If the terminal of FIG. 4 is equipped with a voice output means, it the terminal may output the received traffic flow information relating to the links on the determined path as the voice. Also, in a case in which a blocked road, that is, the link recorded in the deleted link table appears in front of the path during the driving, a voice such as "a 'certain road' ahead is shut down" may be output. Note that the 'certain road' may correspond to the deleted link ID and that the output voice may be a complex sound corresponding to the link name in the link information on the electronic map.

Claims (4)

THE EMBODIMENTS OF THE INVENTION IN WHICH AN EXCLUSIVE
PROPERTY OR PRIVILEGE IS CLAIMED ARE DEFINED AS FOLLOWS:

1. A
method of processing traffic information, comprising:
receiving, at a receiver, the traffic information; and decoding, at a decoder, the received traffic information, wherein the traffic information includes at least one traffic message, and information including a number of traffic messages in the traffic information, wherein the traffic message includes a message management container, an event container, and a location container, wherein the message management container includes generation time information, wherein the event container includes a status component, and a first identifier corresponding to the status component, wherein the status component includes speed information, a second identifier corresponding to the speed information, travel time information, a third identifier corresponding to the travel time information, congestion type information, and a fourth identifier corresponding to the congestion type information, wherein the location container includes a location component, and a fifth identifier corresponding to the location component, and the location component including a default language code.
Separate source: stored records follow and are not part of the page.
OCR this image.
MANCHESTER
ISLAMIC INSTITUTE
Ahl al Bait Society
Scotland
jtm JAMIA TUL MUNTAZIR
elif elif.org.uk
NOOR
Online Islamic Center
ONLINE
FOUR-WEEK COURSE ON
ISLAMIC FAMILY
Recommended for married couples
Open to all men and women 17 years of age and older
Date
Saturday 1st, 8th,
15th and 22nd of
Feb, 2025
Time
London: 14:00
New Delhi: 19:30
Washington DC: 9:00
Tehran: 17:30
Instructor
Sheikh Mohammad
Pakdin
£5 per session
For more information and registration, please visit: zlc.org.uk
2. The method of claim 1, wherein the location component further includes link vertex information corresponding to a position within a link, the link vertex information comprising a latitude and a longitude of the position defined in the WGS 84 format.
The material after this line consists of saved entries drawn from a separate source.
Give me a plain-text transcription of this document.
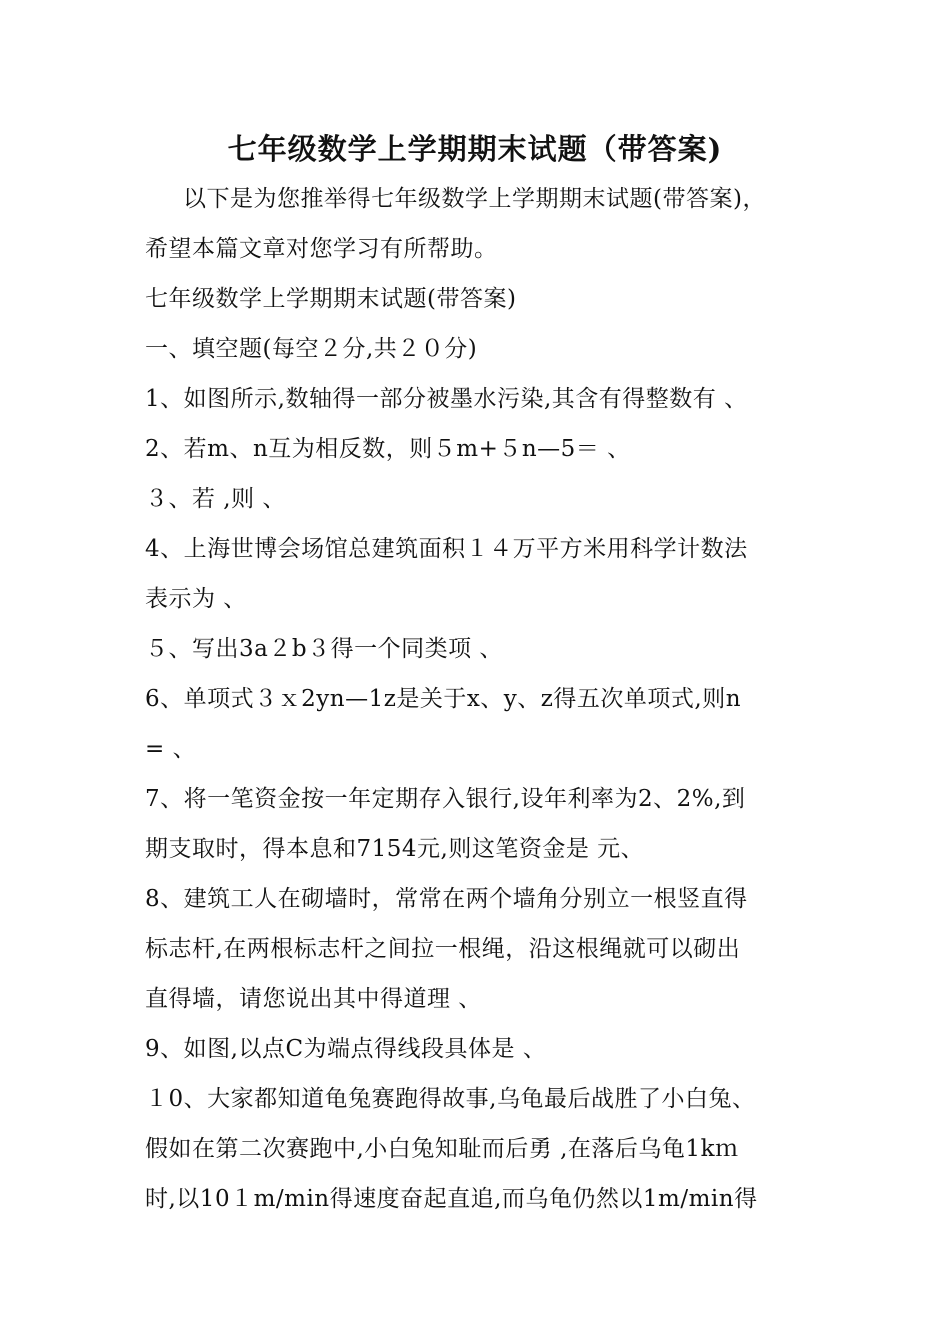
七年级数学上学期期末试题（带答案)
以下是为您推举得七年级数学上学期期末试题(带答案)，
希望本篇文章对您学习有所帮助。
七年级数学上学期期末试题(带答案)
一、填空题(每空２分,共２０分)
1、如图所示,数轴得一部分被墨水污染,其含有得整数有 、
2、若m、n互为相反数，则５m+５n—5＝ 、
３、若 ,则 、
4、上海世博会场馆总建筑面积１４万平方米用科学计数法
表示为 、
５、写出3a２b３得一个同类项 、
6、单项式３ｘ2yn—1z是关于x、y、z得五次单项式,则n
= 、
7、将一笔资金按一年定期存入银行,设年利率为2、2%,到
期支取时，得本息和7154元,则这笔资金是 元、
8、建筑工人在砌墙时，常常在两个墙角分别立一根竖直得
标志杆,在两根标志杆之间拉一根绳，沿这根绳就可以砌出
直得墙，请您说出其中得道理 、
9、如图,以点C为端点得线段具体是 、
１0、大家都知道龟兔赛跑得故事,乌龟最后战胜了小白兔、
假如在第二次赛跑中,小白兔知耻而后勇 ,在落后乌龟1kｍ
时,以10１m/min得速度奋起直追,而乌龟仍然以1m/min得
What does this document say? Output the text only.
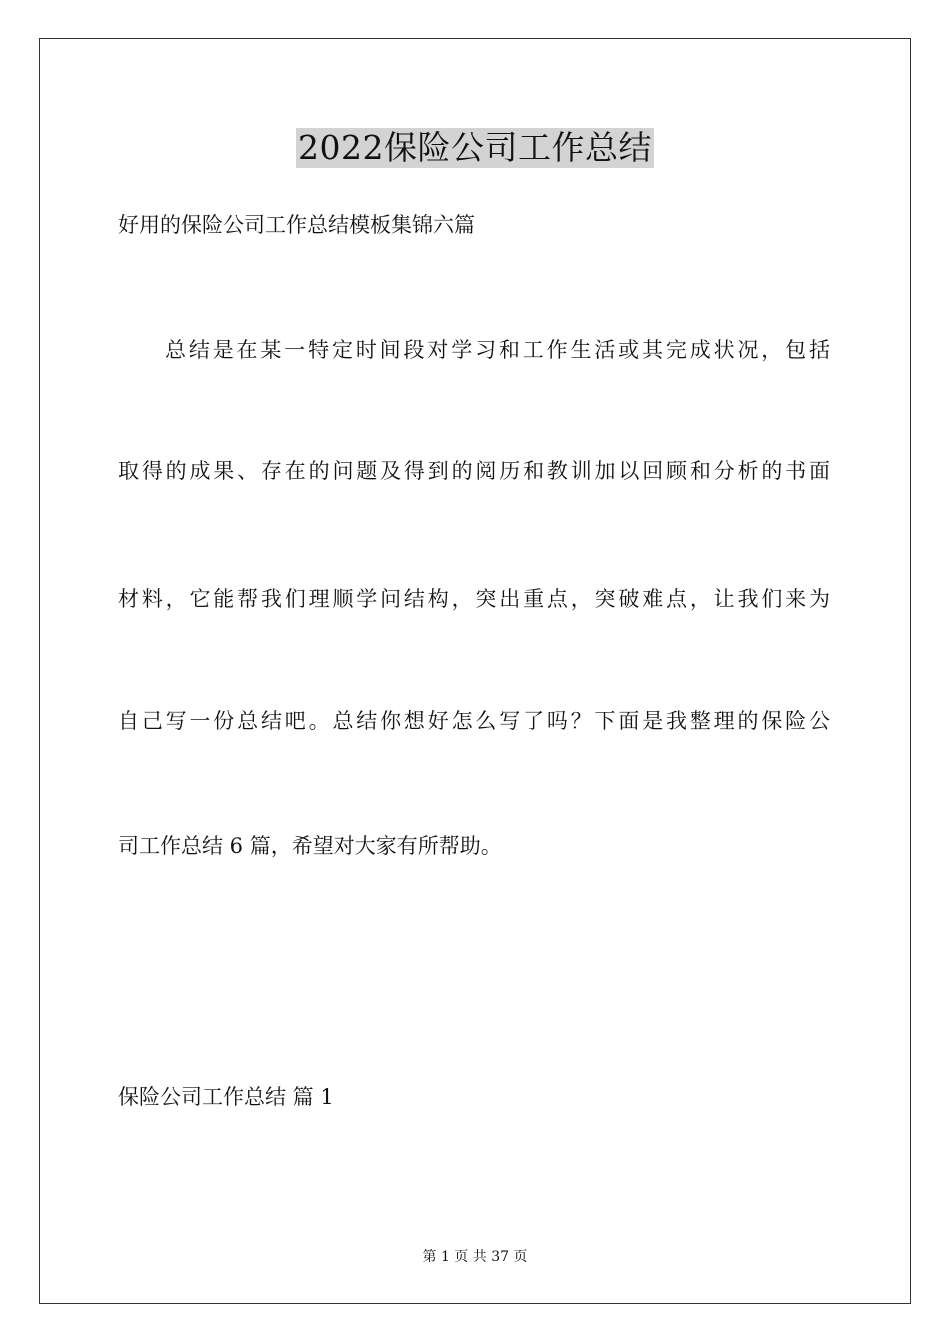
2022保险公司工作总结
好用的保险公司工作总结模板集锦六篇
总结是在某一特定时间段对学习和工作生活或其完成状况，包括
取得的成果、存在的问题及得到的阅历和教训加以回顾和分析的书面
材料，它能帮我们理顺学问结构，突出重点，突破难点，让我们来为
自己写一份总结吧。总结你想好怎么写了吗？下面是我整理的保险公
司工作总结 6 篇，希望对大家有所帮助。
保险公司工作总结 篇 1
第 1 页 共 37 页
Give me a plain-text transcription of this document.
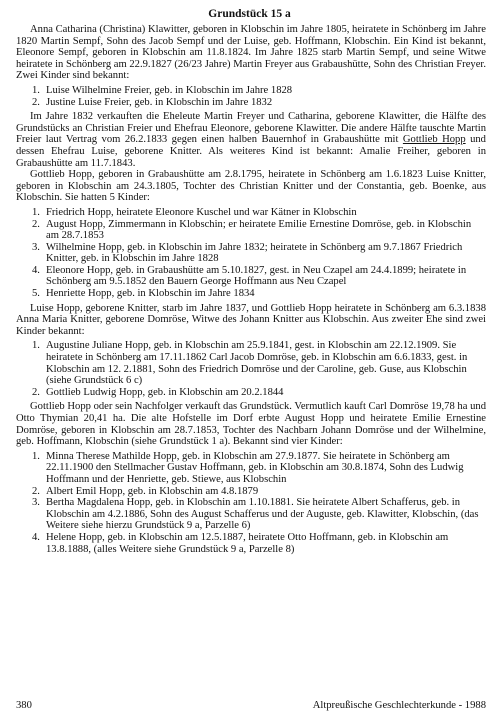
Grundstück 15 a

Anna Catharina (Christina) Klawitter, geboren in Klobschin im Jahre 1805, heiratete in Schönberg im Jahre 1820 Martin Sempf, Sohn des Jacob Sempf und der Luise, geb. Hoffmann, Klobschin. Ein Kind ist bekannt, Eleonore Sempf, geboren in Klobschin am 11.8.1824. Im Jahre 1825 starb Martin Sempf, und seine Witwe heiratete in Schönberg am 22.9.1827 (26/23 Jahre) Martin Freyer aus Grabaushütte, Sohn des Christian Freyer. Zwei Kinder sind bekannt:

1. Luise Wilhelmine Freier, geb. in Klobschin im Jahre 1828
2. Justine Luise Freier, geb. in Klobschin im Jahre 1832

Im Jahre 1832 verkauften die Eheleute Martin Freyer und Catharina, geborene Klawitter, die Hälfte des Grundstücks an Christian Freier und Ehefrau Eleonore, geborene Klawitter. Die andere Hälfte tauschte Martin Freier laut Vertrag vom 26.2.1833 gegen einen halben Bauernhof in Grabaushütte mit Gottlieb Hopp und dessen Ehefrau Luise, geborene Knitter. Als weiteres Kind ist bekannt: Amalie Freiher, geboren in Grabaushütte am 11.7.1843.

Gottlieb Hopp, geboren in Grabaushütte am 2.8.1795, heiratete in Schönberg am 1.6.1823 Luise Knitter, geboren in Klobschin am 24.3.1805, Tochter des Christian Knitter und der Constantia, geb. Boenke, aus Klobschin. Sie hatten 5 Kinder:

1. Friedrich Hopp, heiratete Eleonore Kuschel und war Kätner in Klobschin
2. August Hopp, Zimmermann in Klobschin; er heiratete Emilie Ernestine Domröse, geb. in Klobschin am 28.7.1853
3. Wilhelmine Hopp, geb. in Klobschin im Jahre 1832; heiratete in Schönberg am 9.7.1867 Friedrich Knitter, geb. in Klobschin im Jahre 1828
4. Eleonore Hopp, geb. in Grabaushütte am 5.10.1827, gest. in Neu Czapel am 24.4.1899; heiratete in Schönberg am 9.5.1852 den Bauern George Hoffmann aus Neu Czapel
5. Henriette Hopp, geb. in Klobschin im Jahre 1834

Luise Hopp, geborene Knitter, starb im Jahre 1837, und Gottlieb Hopp heiratete in Schönberg am 6.3.1838 Anna Maria Knitter, geborene Domröse, Witwe des Johann Knitter aus Klobschin. Aus zweiter Ehe sind zwei Kinder bekannt:

1. Augustine Juliane Hopp, geb. in Klobschin am 25.9.1841, gest. in Klobschin am 22.12.1909. Sie heiratete in Schönberg am 17.11.1862 Carl Jacob Domröse, geb. in Klobschin am 6.6.1833, gest. in Klobschin am 12. 2.1881, Sohn des Friedrich Domröse und der Caroline, geb. Guse, aus Klobschin (siehe Grundstück 6 c)
2. Gottlieb Ludwig Hopp, geb. in Klobschin am 20.2.1844

Gottlieb Hopp oder sein Nachfolger verkauft das Grundstück. Vermutlich kauft Carl Domröse 19,78 ha und Otto Thymian 20,41 ha. Die alte Hofstelle im Dorf erbte August Hopp und heiratete Emilie Ernestine Domröse, geboren in Klobschin am 28.7.1853, Tochter des Nachbarn Johann Domröse und der Wilhelmine, geb. Hoffmann, Klobschin (siehe Grundstück 1 a). Bekannt sind vier Kinder:

1. Minna Therese Mathilde Hopp, geb. in Klobschin am 27.9.1877. Sie heiratete in Schönberg am 22.11.1900 den Stellmacher Gustav Hoffmann, geb. in Klobschin am 30.8.1874, Sohn des Ludwig Hoffmann und der Henriette, geb. Stiewe, aus Klobschin
2. Albert Emil Hopp, geb. in Klobschin am 4.8.1879
3. Bertha Magdalena Hopp, geb. in Klobschin am 1.10.1881. Sie heiratete Albert Schafferus, geb. in Klobschin am 4.2.1886, Sohn des August Schafferus und der Auguste, geb. Klawitter, Klobschin, (das Weitere siehe hierzu Grundstück 9 a, Parzelle 6)
4. Helene Hopp, geb. in Klobschin am 12.5.1887, heiratete Otto Hoffmann, geb. in Klobschin am 13.8.1888, (alles Weitere siehe Grundstück 9 a, Parzelle 8)
380	Altpreußische Geschlechterkunde - 1988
3. A traffic information communication device, comprising:
a receiving interface configured to receive the traffic information including:
a decoding device configured to decode received traffic information, wherein the traffic information includes at least one traffic message, and information including a number of traffic messages in the traffic information, wherein the traffic message includes a message management container, an event container, and a location container, wherein the message management container includes generation time information, wherein the event container includes a status component, and a first identifier corresponding to the status component, wherein the status component includes speed information, a second identifier corresponding to the speed information, travel time information, a third identifier corresponding to the travel time information, congestion type information, and a fourth identifier corresponding to the congestion type information, wherein the location container includes a location component, and a fifth identifier corresponding to the location component, and wherein the location component includes a default language code.

4. The device of claim 3, wherein the location component further includes link vertex information corresponding to a position within a link, the link vertex information comprising a latitude and a longitude of the position defined in the WGS 84 format.